A Contextual Latent Space Model: Subsequence Modulation in Melodic Sequence
This work addresses the need for more interactive and controllable generation in domains like music and text, though it is incremental as it builds on existing latent space methods.
The paper tackles the problem of limited control in subsequence editing for generative sequence models by proposing a contextual latent space model (CLSM), which enables directed exploration like interpolation and variation, resulting in smoother interpolation and superior sample quality compared to baselines on a monophonic symbolic music dataset.
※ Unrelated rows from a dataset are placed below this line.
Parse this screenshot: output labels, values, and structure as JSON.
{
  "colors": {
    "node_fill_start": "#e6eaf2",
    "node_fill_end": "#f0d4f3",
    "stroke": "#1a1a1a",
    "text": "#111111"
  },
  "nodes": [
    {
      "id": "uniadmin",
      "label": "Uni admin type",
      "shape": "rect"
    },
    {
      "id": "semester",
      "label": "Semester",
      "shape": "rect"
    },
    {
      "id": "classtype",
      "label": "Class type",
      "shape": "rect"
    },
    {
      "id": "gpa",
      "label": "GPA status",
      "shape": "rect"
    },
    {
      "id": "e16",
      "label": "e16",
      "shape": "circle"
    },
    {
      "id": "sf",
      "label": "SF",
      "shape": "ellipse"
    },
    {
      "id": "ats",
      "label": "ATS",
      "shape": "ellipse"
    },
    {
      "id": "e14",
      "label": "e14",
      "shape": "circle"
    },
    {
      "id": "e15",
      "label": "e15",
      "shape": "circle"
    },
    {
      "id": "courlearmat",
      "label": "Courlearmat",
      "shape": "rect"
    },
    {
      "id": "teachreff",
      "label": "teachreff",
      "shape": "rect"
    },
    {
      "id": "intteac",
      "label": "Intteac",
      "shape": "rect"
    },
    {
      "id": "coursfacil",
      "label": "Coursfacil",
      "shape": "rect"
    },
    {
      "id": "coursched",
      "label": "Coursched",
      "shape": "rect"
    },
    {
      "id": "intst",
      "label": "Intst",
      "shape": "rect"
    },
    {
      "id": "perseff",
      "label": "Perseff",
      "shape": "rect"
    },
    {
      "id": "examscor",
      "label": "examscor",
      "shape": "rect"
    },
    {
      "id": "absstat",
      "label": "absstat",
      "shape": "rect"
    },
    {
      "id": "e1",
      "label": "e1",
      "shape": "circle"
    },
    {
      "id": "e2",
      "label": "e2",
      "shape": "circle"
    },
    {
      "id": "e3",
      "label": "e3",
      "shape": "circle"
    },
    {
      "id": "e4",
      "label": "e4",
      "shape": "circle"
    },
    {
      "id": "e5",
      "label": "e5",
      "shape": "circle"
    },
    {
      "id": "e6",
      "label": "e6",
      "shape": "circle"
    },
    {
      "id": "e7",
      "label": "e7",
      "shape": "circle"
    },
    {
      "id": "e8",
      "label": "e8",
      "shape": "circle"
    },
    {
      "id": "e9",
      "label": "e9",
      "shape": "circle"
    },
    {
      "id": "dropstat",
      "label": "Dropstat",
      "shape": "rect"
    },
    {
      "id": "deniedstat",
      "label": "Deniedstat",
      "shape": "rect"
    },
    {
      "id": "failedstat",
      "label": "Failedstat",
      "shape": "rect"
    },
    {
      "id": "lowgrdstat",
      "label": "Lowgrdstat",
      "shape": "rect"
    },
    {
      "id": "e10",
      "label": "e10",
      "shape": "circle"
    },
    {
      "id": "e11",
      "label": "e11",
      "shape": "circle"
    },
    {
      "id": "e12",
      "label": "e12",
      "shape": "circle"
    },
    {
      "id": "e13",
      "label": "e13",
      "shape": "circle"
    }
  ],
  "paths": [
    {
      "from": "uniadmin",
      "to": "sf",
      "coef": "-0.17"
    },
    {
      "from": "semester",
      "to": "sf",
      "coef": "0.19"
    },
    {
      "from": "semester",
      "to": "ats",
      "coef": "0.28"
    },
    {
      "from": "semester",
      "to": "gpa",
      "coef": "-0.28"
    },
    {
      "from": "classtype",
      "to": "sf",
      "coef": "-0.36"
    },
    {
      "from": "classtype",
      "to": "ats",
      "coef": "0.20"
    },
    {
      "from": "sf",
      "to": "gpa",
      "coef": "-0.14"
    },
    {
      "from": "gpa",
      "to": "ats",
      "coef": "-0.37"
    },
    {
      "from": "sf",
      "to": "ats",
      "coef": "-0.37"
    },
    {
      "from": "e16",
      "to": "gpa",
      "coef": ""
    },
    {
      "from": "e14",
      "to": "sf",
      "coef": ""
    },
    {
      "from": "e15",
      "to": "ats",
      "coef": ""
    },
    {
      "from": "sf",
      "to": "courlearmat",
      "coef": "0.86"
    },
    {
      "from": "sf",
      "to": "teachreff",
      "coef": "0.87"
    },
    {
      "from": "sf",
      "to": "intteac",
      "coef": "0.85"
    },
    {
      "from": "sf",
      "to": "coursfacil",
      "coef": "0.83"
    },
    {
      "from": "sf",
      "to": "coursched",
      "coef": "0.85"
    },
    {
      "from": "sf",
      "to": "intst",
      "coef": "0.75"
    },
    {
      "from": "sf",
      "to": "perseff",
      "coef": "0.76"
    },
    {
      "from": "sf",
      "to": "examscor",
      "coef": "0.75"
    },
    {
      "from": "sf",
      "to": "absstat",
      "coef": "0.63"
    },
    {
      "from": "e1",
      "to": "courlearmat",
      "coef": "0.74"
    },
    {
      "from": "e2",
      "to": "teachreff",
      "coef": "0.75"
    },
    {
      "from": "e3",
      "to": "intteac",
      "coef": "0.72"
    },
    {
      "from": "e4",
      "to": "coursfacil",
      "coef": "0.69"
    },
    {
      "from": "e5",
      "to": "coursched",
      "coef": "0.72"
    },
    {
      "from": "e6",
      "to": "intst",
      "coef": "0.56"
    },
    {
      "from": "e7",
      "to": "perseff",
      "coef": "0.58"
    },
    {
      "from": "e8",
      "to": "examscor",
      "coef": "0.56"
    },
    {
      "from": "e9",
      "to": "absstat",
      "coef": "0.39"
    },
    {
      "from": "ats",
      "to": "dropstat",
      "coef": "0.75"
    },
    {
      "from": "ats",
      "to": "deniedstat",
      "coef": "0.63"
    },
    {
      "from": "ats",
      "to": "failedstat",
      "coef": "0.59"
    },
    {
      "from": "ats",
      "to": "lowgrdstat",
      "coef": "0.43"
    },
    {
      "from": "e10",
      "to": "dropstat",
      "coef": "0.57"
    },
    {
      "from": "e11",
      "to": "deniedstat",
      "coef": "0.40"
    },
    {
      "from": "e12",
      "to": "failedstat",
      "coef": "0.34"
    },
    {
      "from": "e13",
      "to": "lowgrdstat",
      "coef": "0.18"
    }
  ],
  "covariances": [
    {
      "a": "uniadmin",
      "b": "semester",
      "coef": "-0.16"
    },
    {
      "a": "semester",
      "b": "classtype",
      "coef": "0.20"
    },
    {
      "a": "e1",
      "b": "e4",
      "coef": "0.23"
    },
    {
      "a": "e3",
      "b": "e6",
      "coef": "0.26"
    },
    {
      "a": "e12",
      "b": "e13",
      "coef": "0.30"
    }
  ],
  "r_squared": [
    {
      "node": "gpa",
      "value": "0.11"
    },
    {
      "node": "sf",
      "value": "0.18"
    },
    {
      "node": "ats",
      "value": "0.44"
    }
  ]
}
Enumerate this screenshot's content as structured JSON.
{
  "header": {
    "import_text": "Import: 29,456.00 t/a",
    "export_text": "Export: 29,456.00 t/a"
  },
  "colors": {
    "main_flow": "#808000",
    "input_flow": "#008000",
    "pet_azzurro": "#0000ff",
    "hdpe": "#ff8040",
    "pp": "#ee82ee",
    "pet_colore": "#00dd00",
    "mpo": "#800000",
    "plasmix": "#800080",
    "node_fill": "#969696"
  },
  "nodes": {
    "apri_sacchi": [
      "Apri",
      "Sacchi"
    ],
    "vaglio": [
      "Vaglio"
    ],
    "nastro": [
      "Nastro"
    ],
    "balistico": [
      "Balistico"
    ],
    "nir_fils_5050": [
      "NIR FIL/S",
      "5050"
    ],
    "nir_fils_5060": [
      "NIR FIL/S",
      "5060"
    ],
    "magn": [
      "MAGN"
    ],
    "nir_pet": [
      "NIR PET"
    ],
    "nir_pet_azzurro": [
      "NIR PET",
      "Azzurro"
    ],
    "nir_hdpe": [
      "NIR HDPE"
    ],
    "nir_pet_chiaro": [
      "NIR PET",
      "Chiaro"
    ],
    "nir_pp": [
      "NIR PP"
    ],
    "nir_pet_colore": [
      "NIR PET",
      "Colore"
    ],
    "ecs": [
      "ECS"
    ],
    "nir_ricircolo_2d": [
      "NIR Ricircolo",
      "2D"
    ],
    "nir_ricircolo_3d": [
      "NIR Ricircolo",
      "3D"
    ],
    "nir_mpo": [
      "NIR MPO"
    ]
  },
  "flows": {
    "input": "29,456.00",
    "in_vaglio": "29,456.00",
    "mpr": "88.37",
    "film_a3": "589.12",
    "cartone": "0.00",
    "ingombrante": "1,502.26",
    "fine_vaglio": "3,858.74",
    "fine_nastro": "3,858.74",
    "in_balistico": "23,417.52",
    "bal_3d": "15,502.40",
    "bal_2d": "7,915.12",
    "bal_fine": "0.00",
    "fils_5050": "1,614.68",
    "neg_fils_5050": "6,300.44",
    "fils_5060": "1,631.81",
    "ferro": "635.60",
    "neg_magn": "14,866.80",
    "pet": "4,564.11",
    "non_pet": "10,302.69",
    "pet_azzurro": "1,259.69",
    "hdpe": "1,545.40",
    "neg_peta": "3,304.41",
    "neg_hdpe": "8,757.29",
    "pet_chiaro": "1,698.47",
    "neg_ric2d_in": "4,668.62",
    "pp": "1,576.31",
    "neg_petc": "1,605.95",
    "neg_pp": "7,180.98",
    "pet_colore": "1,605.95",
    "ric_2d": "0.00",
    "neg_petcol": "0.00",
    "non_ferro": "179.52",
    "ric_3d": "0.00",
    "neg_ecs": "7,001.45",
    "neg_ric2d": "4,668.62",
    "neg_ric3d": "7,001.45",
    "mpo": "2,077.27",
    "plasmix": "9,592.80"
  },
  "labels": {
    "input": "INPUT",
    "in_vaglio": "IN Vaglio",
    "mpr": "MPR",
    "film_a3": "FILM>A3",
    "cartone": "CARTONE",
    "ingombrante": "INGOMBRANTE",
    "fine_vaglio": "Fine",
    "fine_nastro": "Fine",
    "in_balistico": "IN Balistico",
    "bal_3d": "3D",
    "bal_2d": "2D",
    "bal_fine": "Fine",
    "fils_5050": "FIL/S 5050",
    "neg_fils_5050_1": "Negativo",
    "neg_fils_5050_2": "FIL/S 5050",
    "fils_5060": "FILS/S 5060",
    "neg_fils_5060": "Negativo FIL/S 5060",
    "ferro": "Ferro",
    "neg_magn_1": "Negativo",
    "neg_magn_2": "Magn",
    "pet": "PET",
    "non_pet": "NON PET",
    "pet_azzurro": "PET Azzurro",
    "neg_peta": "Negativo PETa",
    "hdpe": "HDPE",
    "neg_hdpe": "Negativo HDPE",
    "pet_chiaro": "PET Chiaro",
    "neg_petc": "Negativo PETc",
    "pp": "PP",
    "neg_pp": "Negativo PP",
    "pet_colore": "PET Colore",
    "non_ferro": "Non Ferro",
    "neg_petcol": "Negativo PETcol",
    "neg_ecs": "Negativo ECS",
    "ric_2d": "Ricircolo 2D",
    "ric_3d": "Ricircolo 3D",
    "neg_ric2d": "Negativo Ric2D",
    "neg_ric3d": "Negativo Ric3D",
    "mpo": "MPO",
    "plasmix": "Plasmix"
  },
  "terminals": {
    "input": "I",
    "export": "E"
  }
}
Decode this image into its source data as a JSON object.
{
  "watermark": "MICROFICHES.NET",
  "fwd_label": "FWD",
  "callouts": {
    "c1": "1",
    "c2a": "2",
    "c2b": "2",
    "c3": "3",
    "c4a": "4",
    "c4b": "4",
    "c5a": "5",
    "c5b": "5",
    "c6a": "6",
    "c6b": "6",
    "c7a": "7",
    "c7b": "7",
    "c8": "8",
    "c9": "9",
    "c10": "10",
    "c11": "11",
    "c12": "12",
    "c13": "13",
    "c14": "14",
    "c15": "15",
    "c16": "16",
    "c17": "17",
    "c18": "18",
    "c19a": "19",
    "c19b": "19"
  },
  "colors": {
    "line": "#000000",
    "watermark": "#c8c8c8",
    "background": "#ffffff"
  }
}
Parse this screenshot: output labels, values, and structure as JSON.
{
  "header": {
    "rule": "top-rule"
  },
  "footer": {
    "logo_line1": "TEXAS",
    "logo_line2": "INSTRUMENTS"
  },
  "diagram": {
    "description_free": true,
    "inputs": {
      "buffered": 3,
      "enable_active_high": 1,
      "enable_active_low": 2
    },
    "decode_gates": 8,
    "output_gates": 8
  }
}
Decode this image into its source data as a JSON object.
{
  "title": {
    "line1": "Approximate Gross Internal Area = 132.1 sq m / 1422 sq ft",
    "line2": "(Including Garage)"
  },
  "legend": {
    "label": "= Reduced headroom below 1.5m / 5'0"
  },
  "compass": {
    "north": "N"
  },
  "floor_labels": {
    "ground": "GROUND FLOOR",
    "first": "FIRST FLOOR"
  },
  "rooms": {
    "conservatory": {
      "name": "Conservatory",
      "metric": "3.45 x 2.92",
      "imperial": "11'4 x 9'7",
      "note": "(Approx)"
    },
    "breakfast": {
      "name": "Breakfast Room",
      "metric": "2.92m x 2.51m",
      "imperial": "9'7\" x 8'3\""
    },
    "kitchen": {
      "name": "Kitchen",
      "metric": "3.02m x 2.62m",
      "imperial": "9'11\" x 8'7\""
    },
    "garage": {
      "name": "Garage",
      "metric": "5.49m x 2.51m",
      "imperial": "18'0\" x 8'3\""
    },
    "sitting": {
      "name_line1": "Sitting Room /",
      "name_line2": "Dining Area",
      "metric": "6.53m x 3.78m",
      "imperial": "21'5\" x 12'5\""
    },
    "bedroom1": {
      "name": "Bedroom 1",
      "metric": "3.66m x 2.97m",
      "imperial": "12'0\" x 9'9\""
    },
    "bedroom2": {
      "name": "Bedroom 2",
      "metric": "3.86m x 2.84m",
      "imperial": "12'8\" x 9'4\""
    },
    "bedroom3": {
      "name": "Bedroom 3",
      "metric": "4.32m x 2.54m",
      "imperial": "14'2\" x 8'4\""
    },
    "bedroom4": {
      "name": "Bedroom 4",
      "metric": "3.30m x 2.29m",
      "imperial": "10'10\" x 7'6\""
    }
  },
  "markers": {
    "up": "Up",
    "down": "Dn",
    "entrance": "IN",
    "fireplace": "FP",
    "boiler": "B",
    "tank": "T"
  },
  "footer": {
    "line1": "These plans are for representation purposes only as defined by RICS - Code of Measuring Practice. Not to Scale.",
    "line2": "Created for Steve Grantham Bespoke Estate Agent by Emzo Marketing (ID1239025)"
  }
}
Some generative models for sequences such as music and text allow us to edit only subsequences, given surrounding context sequences, which plays an important part in steering generation interactively. However, editing subsequences mainly involves randomly resampling subsequences from a possible generation space. We propose a contextual latent space model (CLSM) in order for users to be able to explore subsequence generation with a sense of direction in the generation space, e.g., interpolation, as well as exploring variations -- semantically similar possible subsequences. A context-informed prior and decoder constitute the generative model of CLSM, and a context position-informed encoder is the inference model. In experiments, we use a monophonic symbolic music dataset, demonstrating that our contextual latent space is smoother in interpolation than baselines, and the quality of generated samples is superior to baseline models. The generation examples are available online.